Drawing on his medical skills and his personal religious convictions, he put forward a method of treatment that saw the patient as a whole being made up of body, mind, and spirit. There is a strong tradition of “laying on of hands” to heal, clearly set out in the New Testament and in the Book of Acts which certainly was part of Dr. Still’s philosophy. I was fascinated by this aspect. I had a vivid memory of being taken as a child to the gentleman who treated the rugby players in our gritty Welsh town. Jack Lyshun was a natural healer and manipulator, skilled at “fixing up” formidable players of the toughest brand of football. Following a mysterious infection, I was unable to walk properly. After a few sessions with “Jack”, I was as right as the implacable rain of my hometown and the whole episode was forgotten.

These thoughts and memories ran through my head last week as two students of the College, under the watchful eye of their instructor, observed how I stood, walked, shifted from foot to foot. They did more than observe and diagnose. They “laid hands” on me, gently, firmly, surprisingly at some moments. One of them manipulated the elegant scar of my hip replacement surgery. He explained that the scar was rather like the seam in a piece of cloth.
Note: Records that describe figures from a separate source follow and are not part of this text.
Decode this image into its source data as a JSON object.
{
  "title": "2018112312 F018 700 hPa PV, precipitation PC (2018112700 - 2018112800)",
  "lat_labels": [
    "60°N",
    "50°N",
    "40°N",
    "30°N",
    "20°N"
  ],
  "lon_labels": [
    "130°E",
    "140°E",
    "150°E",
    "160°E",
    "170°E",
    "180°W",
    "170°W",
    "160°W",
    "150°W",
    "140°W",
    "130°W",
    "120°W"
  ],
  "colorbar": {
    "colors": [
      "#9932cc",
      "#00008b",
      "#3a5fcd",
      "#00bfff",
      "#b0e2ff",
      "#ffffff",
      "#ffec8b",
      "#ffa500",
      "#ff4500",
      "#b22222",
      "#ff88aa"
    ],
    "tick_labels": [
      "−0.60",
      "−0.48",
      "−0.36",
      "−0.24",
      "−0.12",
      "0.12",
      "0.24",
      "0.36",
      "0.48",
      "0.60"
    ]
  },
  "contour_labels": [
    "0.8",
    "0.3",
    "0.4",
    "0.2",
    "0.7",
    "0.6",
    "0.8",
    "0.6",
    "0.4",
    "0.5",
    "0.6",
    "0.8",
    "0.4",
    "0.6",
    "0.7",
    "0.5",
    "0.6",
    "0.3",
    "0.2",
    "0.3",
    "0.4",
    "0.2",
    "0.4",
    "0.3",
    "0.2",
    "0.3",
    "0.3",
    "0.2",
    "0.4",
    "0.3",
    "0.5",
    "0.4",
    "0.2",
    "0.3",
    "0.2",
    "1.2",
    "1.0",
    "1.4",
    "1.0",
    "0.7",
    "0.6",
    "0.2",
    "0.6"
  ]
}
It tended to draw the tissue, to bunch it up. Of course, hip replacement is a profound business. I am always shocked to see how far down the pin that holds the replacement in place reaches – almost to my knee. In X-Rays it leaps out, solid and white among the shadowy images. Skin, muscles, tendons, the socket, all this and others, of which I am mercifully unaware, are sundered, manipulated, replaced, repaired by the surgeon. Such a surgery is a controlled assault. Osteopathy’s approach of touch, pressure, manipulation is quite different.
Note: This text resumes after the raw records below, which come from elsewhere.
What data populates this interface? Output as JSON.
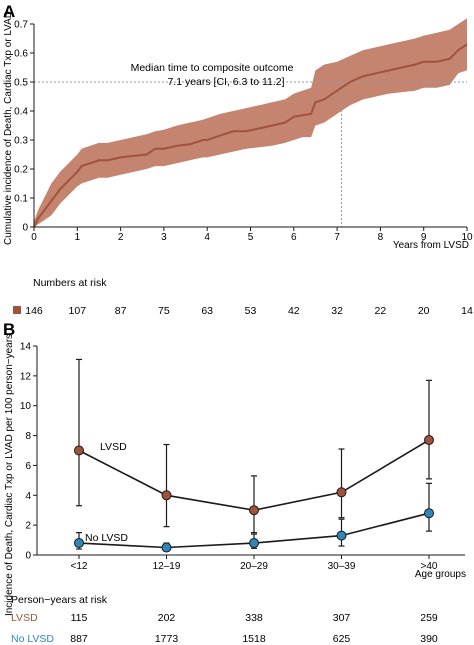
{
  "colors": {
    "lvsd": "#a0523d",
    "band": "#c48470",
    "no_lvsd": "#2f86bd",
    "axis": "#1a1a1a",
    "ref": "#9a9a9a"
  },
  "chart_data": [
    {
      "type": "line",
      "panel_label": "A",
      "ylabel": "Cumulative incidence of Death, Cardiac Txp or LVAD",
      "xlabel": "Years from LVSD",
      "xlim": [
        0,
        10
      ],
      "ylim": [
        0,
        0.7
      ],
      "xticks": [
        "0",
        "1",
        "2",
        "3",
        "4",
        "5",
        "6",
        "7",
        "8",
        "9",
        "10"
      ],
      "yticks": [
        "0",
        "0.1",
        "0.2",
        "0.3",
        "0.4",
        "0.5",
        "0.6",
        "0.7"
      ],
      "annotation": [
        "Median time to composite outcome",
        "7.1 years [CI, 6.3 to 11.2]"
      ],
      "median_reference": {
        "x": 7.1,
        "y": 0.5
      },
      "series": [
        {
          "x": [
            0,
            0.1,
            0.2,
            0.3,
            0.4,
            0.5,
            0.6,
            0.8,
            1.0,
            1.1,
            1.3,
            1.5,
            1.7,
            2.0,
            2.3,
            2.6,
            2.8,
            3.0,
            3.3,
            3.6,
            3.9,
            4.0,
            4.3,
            4.6,
            4.9,
            5.2,
            5.5,
            5.8,
            6.0,
            6.2,
            6.4,
            6.5,
            6.7,
            7.0,
            7.3,
            7.6,
            7.9,
            8.2,
            8.5,
            8.8,
            9.0,
            9.3,
            9.6,
            9.8,
            10.0
          ],
          "y": [
            0,
            0.03,
            0.05,
            0.07,
            0.09,
            0.11,
            0.13,
            0.16,
            0.19,
            0.21,
            0.22,
            0.23,
            0.23,
            0.24,
            0.245,
            0.25,
            0.27,
            0.27,
            0.28,
            0.285,
            0.3,
            0.3,
            0.315,
            0.33,
            0.33,
            0.34,
            0.35,
            0.36,
            0.38,
            0.385,
            0.39,
            0.43,
            0.44,
            0.47,
            0.5,
            0.52,
            0.53,
            0.54,
            0.55,
            0.56,
            0.57,
            0.57,
            0.58,
            0.61,
            0.63
          ],
          "lower": [
            0,
            0.01,
            0.02,
            0.03,
            0.04,
            0.06,
            0.08,
            0.11,
            0.14,
            0.15,
            0.16,
            0.17,
            0.17,
            0.18,
            0.19,
            0.2,
            0.21,
            0.21,
            0.22,
            0.23,
            0.24,
            0.24,
            0.25,
            0.26,
            0.27,
            0.275,
            0.28,
            0.29,
            0.3,
            0.31,
            0.31,
            0.35,
            0.36,
            0.39,
            0.42,
            0.44,
            0.45,
            0.46,
            0.465,
            0.47,
            0.48,
            0.48,
            0.49,
            0.53,
            0.54
          ],
          "upper": [
            0.02,
            0.06,
            0.09,
            0.12,
            0.15,
            0.17,
            0.19,
            0.22,
            0.25,
            0.27,
            0.28,
            0.29,
            0.29,
            0.3,
            0.31,
            0.32,
            0.33,
            0.335,
            0.35,
            0.36,
            0.37,
            0.375,
            0.39,
            0.4,
            0.41,
            0.42,
            0.43,
            0.44,
            0.46,
            0.47,
            0.48,
            0.54,
            0.56,
            0.57,
            0.59,
            0.61,
            0.62,
            0.63,
            0.64,
            0.65,
            0.66,
            0.67,
            0.68,
            0.7,
            0.72
          ]
        }
      ],
      "at_risk": {
        "title": "Numbers at risk",
        "values": [
          "146",
          "107",
          "87",
          "75",
          "63",
          "53",
          "42",
          "32",
          "22",
          "20",
          "14"
        ]
      }
    },
    {
      "type": "line",
      "panel_label": "B",
      "ylabel": "Incidence of Death, Cardiac Txp or LVAD per 100 person−years",
      "xlabel": "Age groups",
      "categories": [
        "<12",
        "12–19",
        "20–29",
        "30–39",
        ">40"
      ],
      "ylim": [
        0,
        14
      ],
      "yticks": [
        "0",
        "2",
        "4",
        "6",
        "8",
        "10",
        "12",
        "14"
      ],
      "series": [
        {
          "name": "LVSD",
          "values": [
            7.0,
            4.0,
            3.0,
            4.2,
            7.7
          ],
          "lower": [
            3.3,
            1.9,
            1.5,
            2.5,
            5.1
          ],
          "upper": [
            13.1,
            7.4,
            5.3,
            7.1,
            11.7
          ]
        },
        {
          "name": "No LVSD",
          "values": [
            0.8,
            0.5,
            0.8,
            1.3,
            2.8
          ],
          "lower": [
            0.4,
            0.3,
            0.45,
            0.6,
            1.6
          ],
          "upper": [
            1.5,
            0.8,
            1.4,
            2.4,
            4.8
          ]
        }
      ],
      "person_years": {
        "title": "Person−years at risk",
        "rows": [
          {
            "label": "LVSD",
            "values": [
              "115",
              "202",
              "338",
              "307",
              "259"
            ]
          },
          {
            "label": "No LVSD",
            "values": [
              "887",
              "1773",
              "1518",
              "625",
              "390"
            ]
          }
        ]
      }
    }
  ]
}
My whole body was under scrutiny – and was treated. The other leg, the “good” leg has had years of compensating, adapting, relating. And why? So that I can go up and down stairs, run for the bus, swim, drive the car, make love, dance, climb a ladder – all this and more. Poor good leg that never complained and yet spoiled her gait because of the “bad” leg.

The two young people pulled my toes (a terrible point of shyness as I think my feet are not beautiful) rotated my ankles, took hold of my leg and applied pressure. They made me turn on my stomach and pressed my back. From time to time, one of them would exclaim about “feeling” something. He could notice some sort of current of energy.  They seemed to know what they were doing. Good thing, since I did not. There was something satisfying about simply surrendering to their attention, their manipulations, their instructions.

And now, at home, what is the result of all this? My toes do not hurt anymore. I always ascribe the pain in my feet to arthritis, but one student said, no, it was all part of the alignment of the right leg. My knee is better but I still have some pain higher up. I will go to see them again next week.

Osteopaths have a difficult time being accepted in this province. The College des Medicins traditionally fights against any other profession encroaching on what they think is remotely related to conventional medicine. Midwives, for instance, had a terrible time getting recognized and encouraged to practice. There still remains something mysterious about osteopathy. But then, one could hardly say conventional medicine is free of mystery, even that it is transparent. The bottom line is ….does it work? Mercifully, it does for me.